Estimating or Propagating Gradients Through Stochastic Neurons

TL;DR

This paper explores methods for estimating and propagating gradients through stochastic neurons, introducing two novel solutions that enable unbiased gradient estimation in various deep learning and reinforcement learning contexts.

Contribution

It presents two new approaches for gradient estimation in stochastic neurons, including a biologically plausible unbiased estimator and a method for approximating high-variance estimators.

Findings

Unbiased gradient estimator for binary stochastic neurons.

Applicability of estimators in reinforcement learning scenarios.

Method for learning to predict high-variance estimators.

Abstract

Stochastic neurons can be useful for a number of reasons in deep learning models, but in many cases they pose a challenging problem: how to estimate the gradient of a loss function with respect to the input of such stochastic neurons, i.e., can we "back-propagate" through these stochastic neurons? We examine this question, existing approaches, and present two novel families of solutions, applicable in different settings. In particular, it is demonstrated that a simple biologically plausible formula gives rise to an an unbiased (but noisy) estimator of the gradient with respect to a binary stochastic neuron firing probability.
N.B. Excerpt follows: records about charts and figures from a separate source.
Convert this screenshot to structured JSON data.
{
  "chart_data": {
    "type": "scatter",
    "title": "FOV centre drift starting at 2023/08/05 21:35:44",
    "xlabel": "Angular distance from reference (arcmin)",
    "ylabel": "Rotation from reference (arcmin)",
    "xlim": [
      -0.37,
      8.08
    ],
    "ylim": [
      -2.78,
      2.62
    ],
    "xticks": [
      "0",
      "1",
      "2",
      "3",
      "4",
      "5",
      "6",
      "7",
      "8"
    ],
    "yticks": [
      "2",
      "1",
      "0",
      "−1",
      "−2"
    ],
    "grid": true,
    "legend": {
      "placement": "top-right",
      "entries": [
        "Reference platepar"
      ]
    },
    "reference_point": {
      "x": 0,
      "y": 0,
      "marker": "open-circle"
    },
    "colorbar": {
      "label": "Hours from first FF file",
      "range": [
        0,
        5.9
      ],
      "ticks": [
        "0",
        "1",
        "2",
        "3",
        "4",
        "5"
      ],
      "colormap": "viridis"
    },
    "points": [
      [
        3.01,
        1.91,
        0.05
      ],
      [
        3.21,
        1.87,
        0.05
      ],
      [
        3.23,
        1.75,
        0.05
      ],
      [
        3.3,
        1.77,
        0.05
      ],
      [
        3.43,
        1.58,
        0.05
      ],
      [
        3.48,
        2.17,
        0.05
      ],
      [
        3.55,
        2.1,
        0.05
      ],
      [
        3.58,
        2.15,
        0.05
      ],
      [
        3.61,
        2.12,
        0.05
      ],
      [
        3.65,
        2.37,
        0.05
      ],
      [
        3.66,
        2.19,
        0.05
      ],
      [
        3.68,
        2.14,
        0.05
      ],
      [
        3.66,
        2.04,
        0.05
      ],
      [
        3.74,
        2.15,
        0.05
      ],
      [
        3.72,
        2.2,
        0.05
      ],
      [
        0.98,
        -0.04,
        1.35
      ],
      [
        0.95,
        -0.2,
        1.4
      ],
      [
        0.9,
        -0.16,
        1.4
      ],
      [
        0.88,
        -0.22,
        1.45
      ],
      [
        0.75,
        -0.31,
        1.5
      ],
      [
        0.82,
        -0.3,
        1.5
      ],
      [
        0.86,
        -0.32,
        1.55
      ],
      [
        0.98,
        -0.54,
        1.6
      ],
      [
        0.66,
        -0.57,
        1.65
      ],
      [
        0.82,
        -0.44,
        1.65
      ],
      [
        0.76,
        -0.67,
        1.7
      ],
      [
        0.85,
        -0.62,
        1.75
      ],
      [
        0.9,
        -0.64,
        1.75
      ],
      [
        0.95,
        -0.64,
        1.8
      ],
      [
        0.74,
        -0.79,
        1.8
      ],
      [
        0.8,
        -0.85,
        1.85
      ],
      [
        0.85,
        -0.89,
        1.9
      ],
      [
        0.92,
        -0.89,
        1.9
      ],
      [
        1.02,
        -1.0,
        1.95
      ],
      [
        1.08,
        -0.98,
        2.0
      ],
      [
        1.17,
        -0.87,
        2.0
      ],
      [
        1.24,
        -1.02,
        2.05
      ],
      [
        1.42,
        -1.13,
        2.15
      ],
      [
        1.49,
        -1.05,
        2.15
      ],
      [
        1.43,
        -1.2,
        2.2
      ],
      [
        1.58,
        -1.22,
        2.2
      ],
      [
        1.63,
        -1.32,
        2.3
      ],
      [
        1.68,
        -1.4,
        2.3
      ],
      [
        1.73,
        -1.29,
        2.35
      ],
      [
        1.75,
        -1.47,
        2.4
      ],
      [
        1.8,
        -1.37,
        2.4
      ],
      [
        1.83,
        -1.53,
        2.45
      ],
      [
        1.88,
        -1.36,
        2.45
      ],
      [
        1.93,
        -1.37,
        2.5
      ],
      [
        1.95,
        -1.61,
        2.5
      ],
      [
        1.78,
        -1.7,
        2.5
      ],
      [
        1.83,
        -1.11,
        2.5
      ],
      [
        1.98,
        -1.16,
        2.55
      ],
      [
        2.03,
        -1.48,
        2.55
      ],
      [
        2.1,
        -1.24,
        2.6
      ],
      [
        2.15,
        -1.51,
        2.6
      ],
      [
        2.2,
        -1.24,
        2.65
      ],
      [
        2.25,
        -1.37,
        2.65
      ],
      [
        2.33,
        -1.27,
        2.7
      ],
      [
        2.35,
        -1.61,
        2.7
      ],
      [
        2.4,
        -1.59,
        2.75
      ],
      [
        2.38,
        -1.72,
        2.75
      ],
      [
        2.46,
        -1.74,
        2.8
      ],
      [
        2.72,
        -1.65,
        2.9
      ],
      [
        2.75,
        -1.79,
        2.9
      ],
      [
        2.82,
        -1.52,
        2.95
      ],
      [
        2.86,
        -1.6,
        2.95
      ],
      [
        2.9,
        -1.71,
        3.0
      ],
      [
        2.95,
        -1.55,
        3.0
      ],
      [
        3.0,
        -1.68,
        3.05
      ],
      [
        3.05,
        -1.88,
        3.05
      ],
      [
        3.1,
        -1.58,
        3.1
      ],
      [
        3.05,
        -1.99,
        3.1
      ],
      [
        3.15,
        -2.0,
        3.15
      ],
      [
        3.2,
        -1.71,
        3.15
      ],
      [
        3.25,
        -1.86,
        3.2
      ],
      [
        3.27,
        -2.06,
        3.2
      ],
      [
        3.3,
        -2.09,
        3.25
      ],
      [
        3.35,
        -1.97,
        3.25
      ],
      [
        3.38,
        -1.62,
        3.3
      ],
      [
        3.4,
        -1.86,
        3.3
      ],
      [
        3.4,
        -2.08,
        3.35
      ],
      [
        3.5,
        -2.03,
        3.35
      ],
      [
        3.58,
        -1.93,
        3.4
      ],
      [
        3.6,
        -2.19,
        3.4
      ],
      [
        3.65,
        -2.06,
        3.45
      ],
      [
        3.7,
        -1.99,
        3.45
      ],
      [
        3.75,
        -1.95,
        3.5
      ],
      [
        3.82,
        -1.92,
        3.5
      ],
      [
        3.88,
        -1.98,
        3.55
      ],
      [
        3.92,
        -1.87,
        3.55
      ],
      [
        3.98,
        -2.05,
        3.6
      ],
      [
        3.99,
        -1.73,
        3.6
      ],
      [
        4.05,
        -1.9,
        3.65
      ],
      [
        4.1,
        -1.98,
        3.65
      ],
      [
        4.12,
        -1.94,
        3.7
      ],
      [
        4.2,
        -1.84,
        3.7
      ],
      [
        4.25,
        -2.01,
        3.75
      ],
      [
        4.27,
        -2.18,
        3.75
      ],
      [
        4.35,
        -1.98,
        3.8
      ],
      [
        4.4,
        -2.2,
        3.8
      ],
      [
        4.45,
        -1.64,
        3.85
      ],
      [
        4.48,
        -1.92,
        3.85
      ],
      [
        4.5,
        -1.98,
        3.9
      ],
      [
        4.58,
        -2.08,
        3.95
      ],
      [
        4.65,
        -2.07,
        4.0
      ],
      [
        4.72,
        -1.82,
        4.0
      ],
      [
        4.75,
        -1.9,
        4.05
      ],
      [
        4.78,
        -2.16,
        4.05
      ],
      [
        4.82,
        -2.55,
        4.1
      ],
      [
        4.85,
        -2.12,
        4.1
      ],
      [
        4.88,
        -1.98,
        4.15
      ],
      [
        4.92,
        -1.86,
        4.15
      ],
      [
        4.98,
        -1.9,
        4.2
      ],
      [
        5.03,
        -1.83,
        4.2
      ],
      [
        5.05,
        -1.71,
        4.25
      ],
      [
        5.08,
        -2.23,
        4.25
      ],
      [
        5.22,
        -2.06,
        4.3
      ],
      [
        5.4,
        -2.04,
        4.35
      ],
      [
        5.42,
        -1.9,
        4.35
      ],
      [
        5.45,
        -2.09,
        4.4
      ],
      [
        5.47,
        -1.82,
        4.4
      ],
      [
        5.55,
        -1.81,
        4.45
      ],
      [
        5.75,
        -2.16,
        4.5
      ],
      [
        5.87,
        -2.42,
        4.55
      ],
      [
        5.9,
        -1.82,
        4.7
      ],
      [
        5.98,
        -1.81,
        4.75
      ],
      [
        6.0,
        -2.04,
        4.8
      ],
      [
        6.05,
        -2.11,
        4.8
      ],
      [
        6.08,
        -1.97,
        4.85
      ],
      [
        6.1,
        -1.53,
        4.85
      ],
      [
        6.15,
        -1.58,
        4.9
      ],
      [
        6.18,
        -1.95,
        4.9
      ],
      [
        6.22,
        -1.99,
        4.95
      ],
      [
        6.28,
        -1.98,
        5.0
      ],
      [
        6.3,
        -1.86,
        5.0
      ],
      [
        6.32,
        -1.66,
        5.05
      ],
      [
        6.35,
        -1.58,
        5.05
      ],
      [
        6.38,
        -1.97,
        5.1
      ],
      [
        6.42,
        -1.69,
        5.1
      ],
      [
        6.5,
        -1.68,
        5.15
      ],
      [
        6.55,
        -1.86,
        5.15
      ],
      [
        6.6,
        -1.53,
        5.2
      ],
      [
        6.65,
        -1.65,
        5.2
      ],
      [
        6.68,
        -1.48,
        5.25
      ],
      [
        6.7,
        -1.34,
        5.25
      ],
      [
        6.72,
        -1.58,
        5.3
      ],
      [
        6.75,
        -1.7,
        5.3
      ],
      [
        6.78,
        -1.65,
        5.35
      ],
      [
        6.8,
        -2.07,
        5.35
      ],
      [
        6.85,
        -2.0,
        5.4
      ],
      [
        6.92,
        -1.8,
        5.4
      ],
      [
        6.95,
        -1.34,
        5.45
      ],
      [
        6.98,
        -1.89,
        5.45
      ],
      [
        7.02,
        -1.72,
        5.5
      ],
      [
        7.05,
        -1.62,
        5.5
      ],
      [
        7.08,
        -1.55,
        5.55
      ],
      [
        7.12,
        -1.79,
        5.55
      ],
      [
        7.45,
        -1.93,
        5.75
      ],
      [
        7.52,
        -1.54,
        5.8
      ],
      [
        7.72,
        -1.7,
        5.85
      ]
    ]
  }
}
Unlike other estimators which view the noise as a small perturbation in order to estimate gradients by finite differences, this estimator is unbiased even without assuming that the stochastic perturbation is small. This estimator is also interesting because it can be applied in very general settings which do not allow gradient back-propagation, including the estimation of the gradient with respect to future rewards, as required in reinforcement learning setups. We also propose an approach to approximating this unbiased but high-variance estimator by learning to predict it using a biased estimator. The second approach we propose assumes that an estimator of the gradient can be back-propagated and it provides an unbiased estimator of the gradient, but can only work with non-linearities unlike the hard threshold, but like the rectifier, that are not flat for all of their range. This is similar to traditional sigmoidal units but has the advantage that for many inputs, a hard decision (e.g., a 0 output) can be produced, which would be convenient for conditional computation and achieving sparse representations and sparse gradients.